In Linux, the following code outputs strange results.
import Foundation
print("a\r\nb".components(separatedBy: "\n"))
print(("a\r\nb" as NSString).components(separatedBy: "\n"))
The following is the output.
["a\r\nb"]
["a\r", "b"]
Is this a bug? I tested this with Swift 6.1.2 on Ubuntu 20.04.
On MacOS, the output is like the following.
["a\r", "b"]
["a\r", "b"]
This is intentional. Recall that a Swift Character
is not the same as a Unicode codepoint. A Swift Character
is an "extended grapheme cluster". Compare:
print("\r\n".count) // 1
print("\r\n".unicodeScalars.count) // 2
"\r\n"
is a single Character
, and "\n"
is another, different, single Character
. "a\r\nb"
does not contain any occurrences of the Character
that is "\n"
.
On the other hand, NSString
works differently. NSString
is a sequence of UTF16 code units.

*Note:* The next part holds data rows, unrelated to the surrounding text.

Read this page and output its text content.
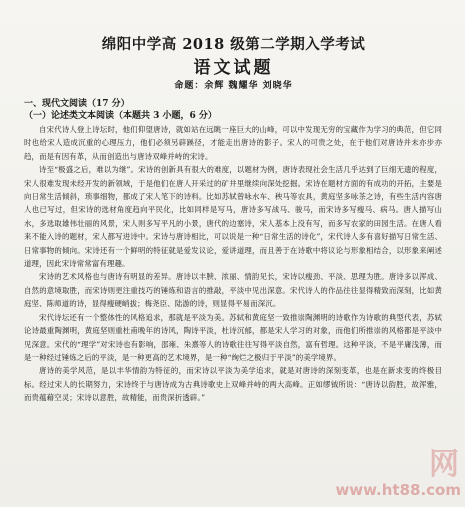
绵阳中学高 2018 级第二学期入学考试
语文试题
命题：余辉 魏耀华 刘晓华

一、现代文阅读（17 分）

（一）论述类文本阅读（本题共 3 小题，6 分）

自宋代诗人登上诗坛时，他们仰望唐诗，就如站在远眺一座巨大的山峰，可以中发现无穷的宝藏作为学习的典范，但它同时也给宋人造成沉重的心理压力，他们必须另辟蹊径，才能走出唐诗的影子。宋人的可贵之处，在于他们对唐诗并未亦步亦趋，而是有因有革，从而创造出与唐诗双峰并峙的宋诗。

诗至“极盛之后，难以为继”。宋诗的创新具有很大的难度，以题材为例，唐诗表现社会生活几乎达到了巨细无遗的程度，宋人很难发现未经开发的新领域，于是他们在唐人开采过的矿井里继续向深处挖掘。宋诗在题材方面的有成功的开拓，主要是向日常生活倾斜，琐事细物，都成了宋人笔下的诗料。比如苏轼曾咏水车、秧马等农具，黄庭坚多咏茶之诗，有些生活内容唐人也已写过，但宋诗的选材角度趋向平民化，比如同样是写马，唐诗多写战马、骏马，而宋诗多写瘦马、病马。唐人描写山水，多选取雄伟壮丽的风景，宋人则多写平凡的小景，唐代的边塞诗，宋人基本上没有写，而多写农家的田园生活。在唐人看来不能入诗的题材，宋人都写进诗中。宋诗与唐诗相比，可以说是一种“日常生活的诗化”，宋代诗人多有喜好描写日常生活、日常事物的倾向。宋诗还有一个鲜明的特征就是爱发议论，爱讲道理，而且善于在诗歌中将议论与形象相结合，以形象来阐述道理，因此宋诗常常富有理趣。

宋诗的艺术风格也与唐诗有明显的差异。唐诗以丰腴、浓丽、情韵见长，宋诗以瘦劲、平淡、思理为胜。唐诗多以浑成、自然的意境取胜，而宋诗则更注重技巧的锤炼和语言的推敲，平淡中见出深意。宋代诗人的作品往往显得精致而深刻，比如黄庭坚、陈师道的诗，显得瘦硬峭拔；梅尧臣、陆游的诗，则显得平易而深沉。

宋代诗坛还有一个整体性的风格追求，那就是平淡为美。苏轼和黄庭坚一致推崇陶渊明的诗歌作为诗歌的典型代表，苏轼论诗最重陶渊明，黄庭坚则重杜甫晚年的诗风，陶诗平淡，杜诗沉郁，都是宋人学习的对象，而他们所推崇的风格都是平淡中见深意。宋代的“理学”对宋诗也有影响，邵雍、朱熹等人的诗歌往往写得平淡自然，富有哲理。这种平淡，不是平庸浅薄，而是一种经过锤炼之后的平淡，是一种更高的艺术境界，是一种“绚烂之极归于平淡”的美学境界。

唐诗的美学风范，是以丰华情韵为特征的，而宋诗以平淡为美学追求，就是对唐诗的深刻变革，也是在新求变的终极目标。经过宋人的长期努力，宋诗终于与唐诗成为古典诗歌史上双峰并峙的两大高峰。正如缪钺所说：“唐诗以韵胜，故浑雅，而贵蕴藉空灵；宋诗以意胜，故精能，而贵深折透辟。”

网
www.ht88.com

Its components(separatedBy:)
method operates not on Character
s, but on UTF16 code units.
Note that on Apple platforms, the behaviour of components(separatedBy: "\n")

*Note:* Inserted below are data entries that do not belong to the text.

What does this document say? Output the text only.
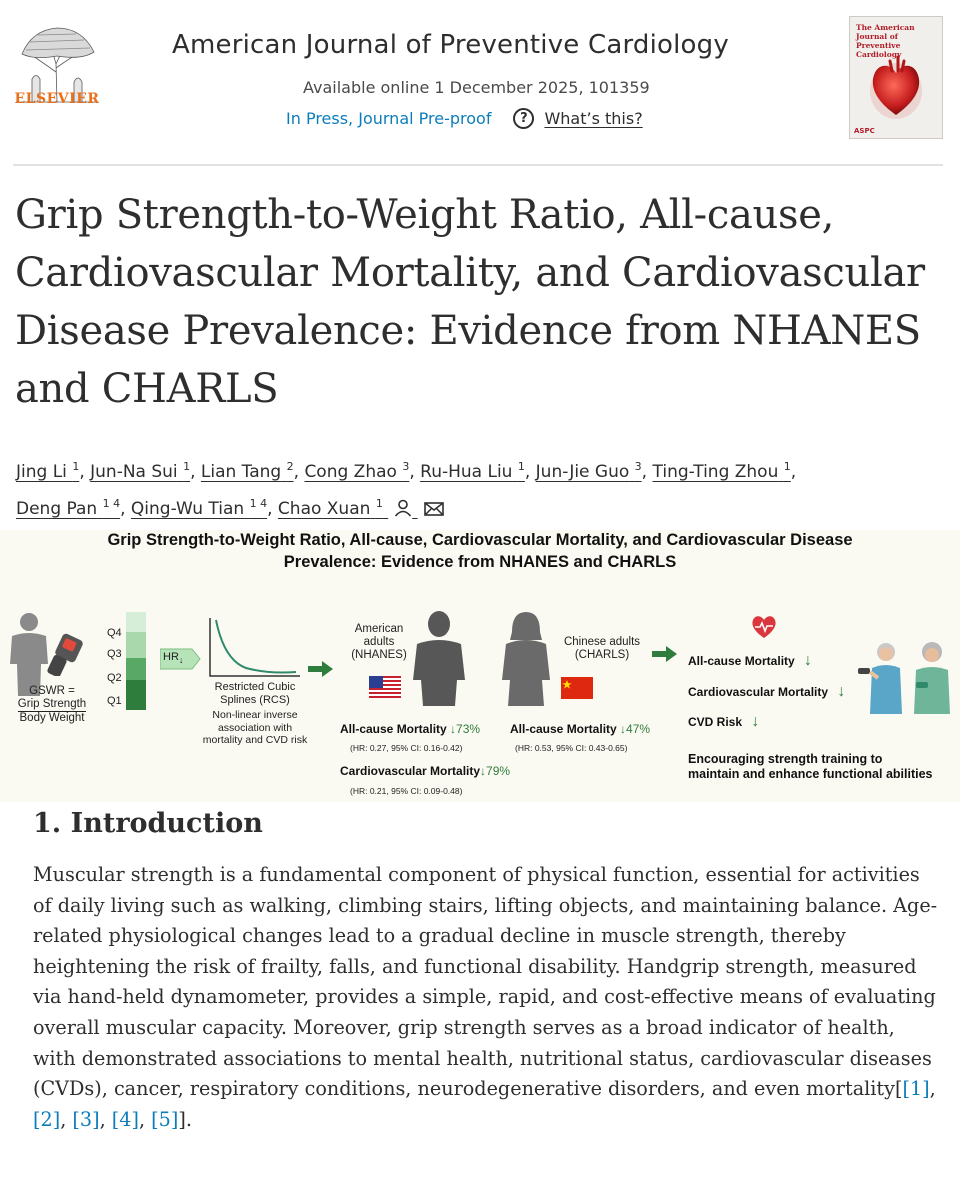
ELSEVIER
American Journal of Preventive Cardiology
Available online 1 December 2025, 101359
In Press, Journal Pre-proof	?	What’s this?
The American Journal of Preventive Cardiology
ASPC
Grip Strength-to-Weight Ratio, All-cause, Cardiovascular Mortality, and Cardiovascular Disease Prevalence: Evidence from NHANES and CHARLS
Jing Li $^1$, Jun-Na Sui $^1$, Lian Tang $^2$, Cong Zhao $^3$, Ru-Hua Liu $^1$, Jun-Jie Guo $^3$, Ting-Ting Zhou $^1$,
Deng Pan $^{1 4}$, Qing-Wu Tian $^{1 4}$, Chao Xuan $^1$
Grip Strength-to-Weight Ratio, All-cause, Cardiovascular Mortality, and Cardiovascular Disease
Prevalence: Evidence from NHANES and CHARLS
GSWR =
Grip Strength
Body Weight
Q4
Q3
Q2
Q1
$HR_↓$
Restricted Cubic
Splines (RCS)
Non-linear inverse
association with
mortality and CVD risk
American
adults
(NHANES)
Chinese adults
(CHARLS)
All-cause Mortality ↓73%
(HR: 0.27, 95% CI: 0.16-0.42)
Cardiovascular Mortality↓79%
(HR: 0.21, 95% CI: 0.09-0.48)
All-cause Mortality ↓47%
(HR: 0.53, 95% CI: 0.43-0.65)
All-cause Mortality ↓
Cardiovascular Mortality ↓
CVD Risk ↓
Encouraging strength training to
maintain and enhance functional abilities
1. Introduction

Muscular strength is a fundamental component of physical function, essential for activities of daily living such as walking, climbing stairs, lifting objects, and maintaining balance. Age-related physiological changes lead to a gradual decline in muscle strength, thereby heightening the risk of frailty, falls, and functional disability. Handgrip strength, measured via hand-held dynamometer, provides a simple, rapid, and cost-effective means of evaluating overall muscular capacity. Moreover, grip strength serves as a broad indicator of health, with demonstrated associations to mental health, nutritional status, cardiovascular diseases (CVDs), cancer, respiratory conditions, neurodegenerative disorders, and even mortality[[1], [2], [3], [4], [5]].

does split the string codepoint-by-codepoint, so that it is compatible with NSString.components(separatedBy: "\n")
. See the source:
public func components<T : StringProtocol>(separatedBy separator: T) -> [String] {
#if FOUNDATION_FRAMEWORK
if let contiguousSubstring = _asContiguousUTF8Substring(from: startIndex..<endIndex) {
let options: String.CompareOptions
if separator == "\n" {
// 106365366: Some clients intend to separate strings whose line separator is "\r\n" with "\n".
// Maintain compatibility with `.literal` so that "\n" can match that in "\r\n" on the unicode scalar level.
options = [.literal]
} else {
options = []
}
do {
return try contiguousSubstring._components(separatedBy: Substring(separator), options: options)
} catch {
// Otherwise, inputs were unsupported - fallthrough to NSString implementation for compatibility
}
}
return _ns.components(separatedBy: separator._ephemeralString)
This whole special case is wrapped in #if FOUNDATION_FRAMEWORK
, which is only turned on when building as Foundation.framework.